My friend Nancy said her husband had just returned from Germany and brought home with him the memory of a cake and would I happen to have a recipe for this delectable remembrance? This, to my mind, is proof of a successful trip, with cake in your heart.
I was tickled when she told me the name of the cake: Windbeuteltorte. Literally translated: Windbag cake. You see, the word for cream puff in German, Windbeutel, means windbag. And yes, they also use the word to describe humans as windbags.
There are different versions of the cake. The one I know best is vanilla and fruity, with a vanilla cake bottom (and sometimes a top) and a vanilla cream filling that surrounds buried sweet cream filled cream puffs. Sometimes there are berries nestled up next to the cream puffs. Sometimes the berries are the beautiful red crown up top.
But this version that my friend's husband remembered so well was chocolate. He even took a picture. The version he tried didn't have a deckel or a lid, just a mousse covering the cream puffs and drizzled chocolate on top. It didn't have berries either, which is how it's sometimes done, even in the chocolate version. I was down with just straight chocolate, however, I like a lid on the cake proceedings and is how I grew up eating the cake. A cake lid keeps everything neat and acts as the perfect landing strip for a decent layer of more chocolate while also acting as a flat stage for more windbags.
If you're following what I'm saying, there are no rules in making a windbag cake other than you've got to bury windbags in a mousse-like cake. And even then, you can have your way with the filling. Some make a proper mousse, vanilla or chocolate (and hell, why not something fruity?). Some just use sweetened cream. Some folks break open a pudding packet and doctor it with extra whipped cream.
You can make it as simply or as elaborately as you see fit. Just don't forget the windbags!
Following is the list of elements I used to make up my particular version of this wonderful treat.
(1) For the cake: I used the cake recipe I used for my Boston Cream Pie hearts but baked it in a 9" springform, let it cool and cut it in half. The baking time will differ. This took 30-35 minutes to bake through. Find the recipe HERE.
(2) I used the pastry cream recipe from the same recipe for the filling of the cream puffs AND as the base of the mousse. Here's how I doctored both:
(a) For the cream puff filling: I whisked 1 cup of heavy cream to stiff peaks and folded it into the pastry cream. I used HALF of this mixture to fill the choux puffs (here's the link to the recipe again). Once filled (I poked a hole in the bottom of each, fit a large pastry bag with a smallish open tip and filled away).
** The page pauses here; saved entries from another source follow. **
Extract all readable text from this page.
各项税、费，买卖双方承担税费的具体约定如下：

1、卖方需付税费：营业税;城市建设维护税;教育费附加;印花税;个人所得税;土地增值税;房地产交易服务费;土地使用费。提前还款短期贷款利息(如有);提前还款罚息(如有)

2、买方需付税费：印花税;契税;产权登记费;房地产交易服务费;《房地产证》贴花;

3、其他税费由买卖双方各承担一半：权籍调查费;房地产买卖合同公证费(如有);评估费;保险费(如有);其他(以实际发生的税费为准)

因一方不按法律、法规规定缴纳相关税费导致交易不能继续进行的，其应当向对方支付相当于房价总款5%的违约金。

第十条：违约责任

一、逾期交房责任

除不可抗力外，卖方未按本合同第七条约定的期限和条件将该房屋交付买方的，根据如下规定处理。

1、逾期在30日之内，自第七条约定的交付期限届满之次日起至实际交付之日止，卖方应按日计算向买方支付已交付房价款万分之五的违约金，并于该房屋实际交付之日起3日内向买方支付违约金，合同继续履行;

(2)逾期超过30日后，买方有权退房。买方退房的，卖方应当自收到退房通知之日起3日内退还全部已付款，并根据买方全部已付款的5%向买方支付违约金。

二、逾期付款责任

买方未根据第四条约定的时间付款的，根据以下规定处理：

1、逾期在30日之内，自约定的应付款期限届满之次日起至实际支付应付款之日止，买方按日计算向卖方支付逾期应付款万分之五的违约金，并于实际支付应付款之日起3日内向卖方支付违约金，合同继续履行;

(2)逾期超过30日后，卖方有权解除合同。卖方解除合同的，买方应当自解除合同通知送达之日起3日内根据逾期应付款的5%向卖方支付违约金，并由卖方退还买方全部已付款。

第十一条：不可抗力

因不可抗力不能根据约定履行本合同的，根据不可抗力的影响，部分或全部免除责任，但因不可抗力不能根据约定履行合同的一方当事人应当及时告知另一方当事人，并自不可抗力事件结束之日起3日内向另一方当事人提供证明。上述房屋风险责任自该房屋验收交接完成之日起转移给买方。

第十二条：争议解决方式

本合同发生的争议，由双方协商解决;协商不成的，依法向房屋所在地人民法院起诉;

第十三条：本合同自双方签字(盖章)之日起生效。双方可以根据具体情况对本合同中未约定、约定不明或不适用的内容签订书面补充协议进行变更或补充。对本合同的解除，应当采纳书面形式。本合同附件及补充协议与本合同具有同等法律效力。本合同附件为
(b) For the mousse, I kept the remaining half of lightened pastry cream on standby in the fridge. In the meantime, I chopped 8 ounces of bittersweet chocolate and placed in the bowl of a stand mixer fitted with the whisk attachment. I brought 1/2 cup of heavy cream to a light simmer and then poured the cream over the chocolate and allowed to sit for a minute to melt the chocolate. I started the mixer up and added 1/2 cup more heavy cream as the mixture whisked. As the mixture lightened and whipped up, I added the reserve pastry cream and continued whisking until the mixture reached a mousse like consistency.
(3) For the cream puff shells (the choux) I halved the recipe for choux that you can find HERE and piped them a little smaller than 1/2 dollar sized dollops, and baked for about 40 minutes or until they were deeply golden brown. You'll get about 22 puffs for filling.
(4) To assemble the cake, I placed half of the cake on the bottom of the springform.
(5) To finish, I made up a batch of ganache by finely chopping 6 ounces of bittersweet chocolate and placing it in a heatproof bowl. I brought 1/2 a cup of heavy cream to a light simmer and poured the cream over the chocolate and added 1 tablespoon of unsalted butter (room temperature) and 1 tablespoon corn syrup (optional). I allowed the mixture to rest, allowing the chocolate to melt, and whisked the mixture until it was smooth. I dipped the tops of my remaining cream puffs into the chocolate and set them aside to set in the fridge. I then spread the rest of the ganache on top of the cake, with the springform (or cake ring) still in place and then refrigerated the cake until the ganache was set. Remove the cake from the form. Place the set, chocolate covered cream puffs on top of the cake and serve to your favorite sweet loving windbags...or cream puffs.